Porque también saben que lo único que los va a detener de correr ese riesgo es la muerte, porque la autoridad le es inexistente.
Toda proporción guardada, pero es como lo que sucede en Tultepec, Estado de México, cada pocos meses –y con la salvedad de que en Tultepec es legal–: personas que mueren tras la explosión de fuegos artificiales porque a eso se dedica el pueblo. Cosas que los habitantes y los individuos están dispuestos a soportar; el riesgo resulta aceptable para ellos porque cualquier alternativa es incomparable con esta fuente de ingreso.
No obstante, eso no debe equivaler a una exoneración: aceptar que éste sea un país en el que la única opción que nos podamos plantear sea morir de hambre o morir en una explosión es rendirse y regresar a un mundo en el que cada quien debe valerse por sí mismo a expensas de los demás.

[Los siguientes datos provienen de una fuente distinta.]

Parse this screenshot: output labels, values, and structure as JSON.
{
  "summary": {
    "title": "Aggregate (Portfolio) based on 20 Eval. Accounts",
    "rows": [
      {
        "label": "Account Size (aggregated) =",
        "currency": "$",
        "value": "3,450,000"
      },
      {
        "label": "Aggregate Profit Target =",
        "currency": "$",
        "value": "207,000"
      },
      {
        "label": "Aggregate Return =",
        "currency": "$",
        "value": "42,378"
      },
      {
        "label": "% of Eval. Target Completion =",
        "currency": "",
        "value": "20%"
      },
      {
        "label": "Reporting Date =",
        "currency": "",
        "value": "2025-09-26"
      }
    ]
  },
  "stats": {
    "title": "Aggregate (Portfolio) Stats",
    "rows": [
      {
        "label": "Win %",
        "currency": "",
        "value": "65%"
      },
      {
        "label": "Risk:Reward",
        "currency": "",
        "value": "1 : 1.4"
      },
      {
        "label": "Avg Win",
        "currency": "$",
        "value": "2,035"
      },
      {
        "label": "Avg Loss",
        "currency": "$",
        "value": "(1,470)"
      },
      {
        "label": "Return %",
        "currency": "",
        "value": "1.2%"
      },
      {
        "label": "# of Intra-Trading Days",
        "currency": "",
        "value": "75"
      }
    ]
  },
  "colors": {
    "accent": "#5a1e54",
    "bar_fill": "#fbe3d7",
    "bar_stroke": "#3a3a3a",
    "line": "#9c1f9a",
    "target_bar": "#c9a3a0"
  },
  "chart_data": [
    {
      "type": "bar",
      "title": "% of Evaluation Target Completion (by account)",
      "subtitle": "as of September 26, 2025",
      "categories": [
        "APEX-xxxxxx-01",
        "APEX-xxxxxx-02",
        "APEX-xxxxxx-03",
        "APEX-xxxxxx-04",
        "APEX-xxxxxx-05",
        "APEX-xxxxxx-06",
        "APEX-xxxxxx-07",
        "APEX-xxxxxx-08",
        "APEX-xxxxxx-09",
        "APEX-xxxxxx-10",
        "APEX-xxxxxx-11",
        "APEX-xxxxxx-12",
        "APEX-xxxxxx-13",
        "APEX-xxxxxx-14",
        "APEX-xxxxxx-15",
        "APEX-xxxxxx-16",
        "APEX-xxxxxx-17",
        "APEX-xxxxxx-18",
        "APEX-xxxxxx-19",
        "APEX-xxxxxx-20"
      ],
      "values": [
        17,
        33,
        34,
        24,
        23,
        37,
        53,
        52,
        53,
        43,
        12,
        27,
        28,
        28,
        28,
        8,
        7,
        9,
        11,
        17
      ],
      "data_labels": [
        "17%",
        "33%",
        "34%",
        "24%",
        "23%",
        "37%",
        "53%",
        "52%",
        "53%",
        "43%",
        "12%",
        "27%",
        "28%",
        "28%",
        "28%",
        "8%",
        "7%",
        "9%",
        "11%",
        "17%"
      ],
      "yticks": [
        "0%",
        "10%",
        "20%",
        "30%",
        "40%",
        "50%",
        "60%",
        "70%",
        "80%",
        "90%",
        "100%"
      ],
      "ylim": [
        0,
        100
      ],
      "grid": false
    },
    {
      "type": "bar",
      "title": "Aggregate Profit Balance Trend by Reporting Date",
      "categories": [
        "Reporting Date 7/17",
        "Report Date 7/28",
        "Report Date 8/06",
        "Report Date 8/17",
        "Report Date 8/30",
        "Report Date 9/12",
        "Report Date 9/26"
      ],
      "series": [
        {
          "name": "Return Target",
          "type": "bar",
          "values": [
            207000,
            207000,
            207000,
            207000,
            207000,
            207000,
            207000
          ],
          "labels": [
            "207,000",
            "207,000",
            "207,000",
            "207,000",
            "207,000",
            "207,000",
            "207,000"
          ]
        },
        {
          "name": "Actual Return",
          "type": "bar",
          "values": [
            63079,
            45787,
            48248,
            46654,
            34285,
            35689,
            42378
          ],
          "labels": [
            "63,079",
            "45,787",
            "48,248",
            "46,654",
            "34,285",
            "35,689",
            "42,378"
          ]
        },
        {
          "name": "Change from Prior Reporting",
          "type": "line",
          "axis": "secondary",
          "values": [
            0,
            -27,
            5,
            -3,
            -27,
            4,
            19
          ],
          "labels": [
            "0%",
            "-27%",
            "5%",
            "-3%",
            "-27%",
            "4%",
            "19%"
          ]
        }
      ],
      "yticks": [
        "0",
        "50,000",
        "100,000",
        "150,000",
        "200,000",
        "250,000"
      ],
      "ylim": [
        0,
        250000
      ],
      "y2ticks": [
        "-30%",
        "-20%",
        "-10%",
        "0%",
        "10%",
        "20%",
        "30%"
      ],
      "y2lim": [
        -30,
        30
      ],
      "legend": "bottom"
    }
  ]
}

Salir de una crisis como ésta será sumamente tardado, pero no eterno. Porque la estrategia para enfrentar el robo de combustible requiere mucho más que el control de ductos o el transporte de pipas que hay hoy; porque requiere por igual de un cambio económico a muy largo plazo en el que existan oportunidades que hagan del robo algo que nadie deba considerar, así como de un cambio social en el que la autoridad pueda ser respetada. Un cambio que involucre a ciudadanos y a gobierno, en el que unos puedan confiar en otros y viceversa. En el gobierno para protección y en los ciudadanos para que arriesgar su vida de tal manera no les parezca algo lógico.
PD: Morena, en voz de Mario Delgado, su coordinador en la Cámara de Diputados, respondió a la tragedia con la promesa de convertir el robo de combustible en delito grave; entiéndase, en delito que lleve prisión preventiva sin posibilidad de fianza. Para más de uno esto probablemente suene a buena idea pero es una barbaridad.
De haber sido catalogado el robo de combustible como grave antes de la tragedia de Tlahuelilpan, muchos sobrevivientes hubieran terminado en la cárcel. Y cualquiera que hubiese sido detenido –tuviera o no vínculo alguno con el evento–, estaría en la cárcel por meses a espera de poder demostrar su inocencia, pues eso hace un sistema tan perverso como el de la criminalización: detener al inocente y obligarlo a demostrar que no es culpable mientras pierde su vida en ese horror llamado cárcel.
La peor reacción es el castigo sin sentido como promesa inmediata de que alguna solución aportará. No lo permitamos: que algo se aprenda del infierno que se vivió el viernes 18 de enero de 2019.